By: Dr. Mike Campbell
The Central Bank of Australia has decided to leave interest rates on hold for a fifth straight month. The rate has been maintained at 4.5% - a King’s ransom in comparison with the rates on offer in the rest of the world’s developed economies.
Australia was the only major economy to avoid a recession – but that is not to say that it was unaffected by the global financial crisis. It was also the first major economy to increase its interest rates (which had been slashed to stimulate economic growth) in October last year.
Many analysts had anticipated that the Bank would order a further rate hike, bringing them more in line with their historical levels. The decision to keep interest rates unchanged was taken in response to the current global situation.

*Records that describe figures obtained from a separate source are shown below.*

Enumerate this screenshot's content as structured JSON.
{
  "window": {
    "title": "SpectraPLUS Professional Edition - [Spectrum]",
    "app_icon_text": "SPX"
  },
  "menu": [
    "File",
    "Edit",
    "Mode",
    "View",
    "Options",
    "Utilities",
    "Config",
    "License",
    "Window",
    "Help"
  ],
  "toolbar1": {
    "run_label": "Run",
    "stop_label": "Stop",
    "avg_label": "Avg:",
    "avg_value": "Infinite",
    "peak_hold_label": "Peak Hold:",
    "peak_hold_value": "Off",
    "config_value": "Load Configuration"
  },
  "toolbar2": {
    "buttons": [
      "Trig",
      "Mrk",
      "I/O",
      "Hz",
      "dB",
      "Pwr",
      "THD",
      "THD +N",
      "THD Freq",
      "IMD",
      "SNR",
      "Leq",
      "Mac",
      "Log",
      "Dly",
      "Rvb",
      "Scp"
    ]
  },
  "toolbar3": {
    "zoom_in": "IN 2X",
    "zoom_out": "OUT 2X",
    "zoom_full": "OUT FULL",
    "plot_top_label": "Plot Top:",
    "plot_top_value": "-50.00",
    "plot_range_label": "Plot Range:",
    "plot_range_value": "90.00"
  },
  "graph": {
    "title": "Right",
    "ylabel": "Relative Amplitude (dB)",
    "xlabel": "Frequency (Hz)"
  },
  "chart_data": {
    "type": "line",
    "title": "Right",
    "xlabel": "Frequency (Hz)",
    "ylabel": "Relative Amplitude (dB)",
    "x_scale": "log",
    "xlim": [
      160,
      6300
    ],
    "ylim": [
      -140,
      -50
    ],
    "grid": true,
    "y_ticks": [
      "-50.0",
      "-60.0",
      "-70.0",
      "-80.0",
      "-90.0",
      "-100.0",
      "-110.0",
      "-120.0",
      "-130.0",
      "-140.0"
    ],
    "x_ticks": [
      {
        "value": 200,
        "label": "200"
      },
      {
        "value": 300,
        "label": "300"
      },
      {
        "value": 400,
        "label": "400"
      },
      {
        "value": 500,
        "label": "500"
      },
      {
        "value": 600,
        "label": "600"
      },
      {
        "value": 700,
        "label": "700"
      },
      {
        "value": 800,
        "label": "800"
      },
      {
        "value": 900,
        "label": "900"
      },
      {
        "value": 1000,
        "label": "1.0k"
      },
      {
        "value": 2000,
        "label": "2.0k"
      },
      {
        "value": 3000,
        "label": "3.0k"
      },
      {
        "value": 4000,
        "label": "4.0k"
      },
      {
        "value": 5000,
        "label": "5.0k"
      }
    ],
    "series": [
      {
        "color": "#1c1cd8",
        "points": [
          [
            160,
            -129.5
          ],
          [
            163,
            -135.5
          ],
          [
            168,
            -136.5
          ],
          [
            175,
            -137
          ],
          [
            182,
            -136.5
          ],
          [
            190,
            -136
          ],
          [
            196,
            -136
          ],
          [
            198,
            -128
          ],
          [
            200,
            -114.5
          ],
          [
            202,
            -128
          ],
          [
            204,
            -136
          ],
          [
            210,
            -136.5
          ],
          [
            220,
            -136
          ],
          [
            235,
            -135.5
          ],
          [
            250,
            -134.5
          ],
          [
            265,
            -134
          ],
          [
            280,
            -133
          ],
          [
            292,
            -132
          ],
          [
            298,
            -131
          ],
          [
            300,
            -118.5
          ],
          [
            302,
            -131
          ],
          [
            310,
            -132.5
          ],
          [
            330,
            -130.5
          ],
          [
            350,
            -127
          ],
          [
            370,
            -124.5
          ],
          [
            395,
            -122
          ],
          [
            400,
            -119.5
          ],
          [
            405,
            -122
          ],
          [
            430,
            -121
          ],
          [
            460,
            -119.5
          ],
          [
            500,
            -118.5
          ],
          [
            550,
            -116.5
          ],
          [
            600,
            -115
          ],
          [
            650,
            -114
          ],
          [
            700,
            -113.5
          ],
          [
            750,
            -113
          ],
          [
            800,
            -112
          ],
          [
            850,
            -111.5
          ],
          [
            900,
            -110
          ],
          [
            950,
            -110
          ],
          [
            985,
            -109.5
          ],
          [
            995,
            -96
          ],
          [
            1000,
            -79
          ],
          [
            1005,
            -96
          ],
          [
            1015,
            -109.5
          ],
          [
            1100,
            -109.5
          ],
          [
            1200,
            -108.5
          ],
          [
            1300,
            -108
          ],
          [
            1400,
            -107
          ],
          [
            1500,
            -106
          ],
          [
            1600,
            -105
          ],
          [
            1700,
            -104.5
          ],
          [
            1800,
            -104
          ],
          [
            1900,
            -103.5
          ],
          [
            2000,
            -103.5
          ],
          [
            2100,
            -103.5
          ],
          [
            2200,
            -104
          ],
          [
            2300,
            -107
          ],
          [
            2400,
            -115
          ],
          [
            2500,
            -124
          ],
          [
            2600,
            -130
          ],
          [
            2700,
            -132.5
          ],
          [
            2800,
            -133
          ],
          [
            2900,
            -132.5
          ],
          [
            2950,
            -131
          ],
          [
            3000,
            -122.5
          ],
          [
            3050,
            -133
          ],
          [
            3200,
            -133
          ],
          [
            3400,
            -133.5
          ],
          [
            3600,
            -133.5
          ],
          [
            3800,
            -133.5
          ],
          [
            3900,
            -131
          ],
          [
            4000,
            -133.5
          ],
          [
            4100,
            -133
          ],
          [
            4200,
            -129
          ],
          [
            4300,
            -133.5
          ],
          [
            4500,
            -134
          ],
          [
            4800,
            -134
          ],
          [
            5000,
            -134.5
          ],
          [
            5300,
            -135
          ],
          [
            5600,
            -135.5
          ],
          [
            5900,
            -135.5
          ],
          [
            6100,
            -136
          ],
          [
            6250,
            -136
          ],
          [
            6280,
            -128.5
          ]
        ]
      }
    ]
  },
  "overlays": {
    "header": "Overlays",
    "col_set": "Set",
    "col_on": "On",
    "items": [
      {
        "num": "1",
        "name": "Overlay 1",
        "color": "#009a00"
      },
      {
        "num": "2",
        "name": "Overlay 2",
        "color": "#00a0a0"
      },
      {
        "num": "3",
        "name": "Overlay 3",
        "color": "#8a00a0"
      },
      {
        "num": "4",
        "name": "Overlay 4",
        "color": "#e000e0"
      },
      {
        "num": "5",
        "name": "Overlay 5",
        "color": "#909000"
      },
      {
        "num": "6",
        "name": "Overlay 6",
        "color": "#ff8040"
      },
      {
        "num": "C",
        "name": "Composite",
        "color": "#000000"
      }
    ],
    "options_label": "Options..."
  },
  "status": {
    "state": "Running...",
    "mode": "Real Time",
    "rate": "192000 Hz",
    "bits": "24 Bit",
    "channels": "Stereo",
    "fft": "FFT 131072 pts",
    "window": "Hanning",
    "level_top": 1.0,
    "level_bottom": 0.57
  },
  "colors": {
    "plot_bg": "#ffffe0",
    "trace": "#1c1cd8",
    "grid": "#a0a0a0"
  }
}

The Bank has been raising rates in order to prevent the economy from “over-heating” which could generate inflationary pressure. Over the past five months, the Australian Dollar has been appreciating against the Greenback and has risen from 0.8096 to 0.9722, yesterday, an appreciation of 20%.
Of course, this change has as much to do with weakness in the US economy as it has with strength down under. The decision to keep interest rates on hold led to a softening of Australian Dollar values, but was well received in the stock markets. Like Japan, Australia is feeling the squeeze in her export markets because of the high price of the currency.
The relative success in the Australian economy has much to do with demand for energy and minerals produced in Australia in the Indian and Chinese markets.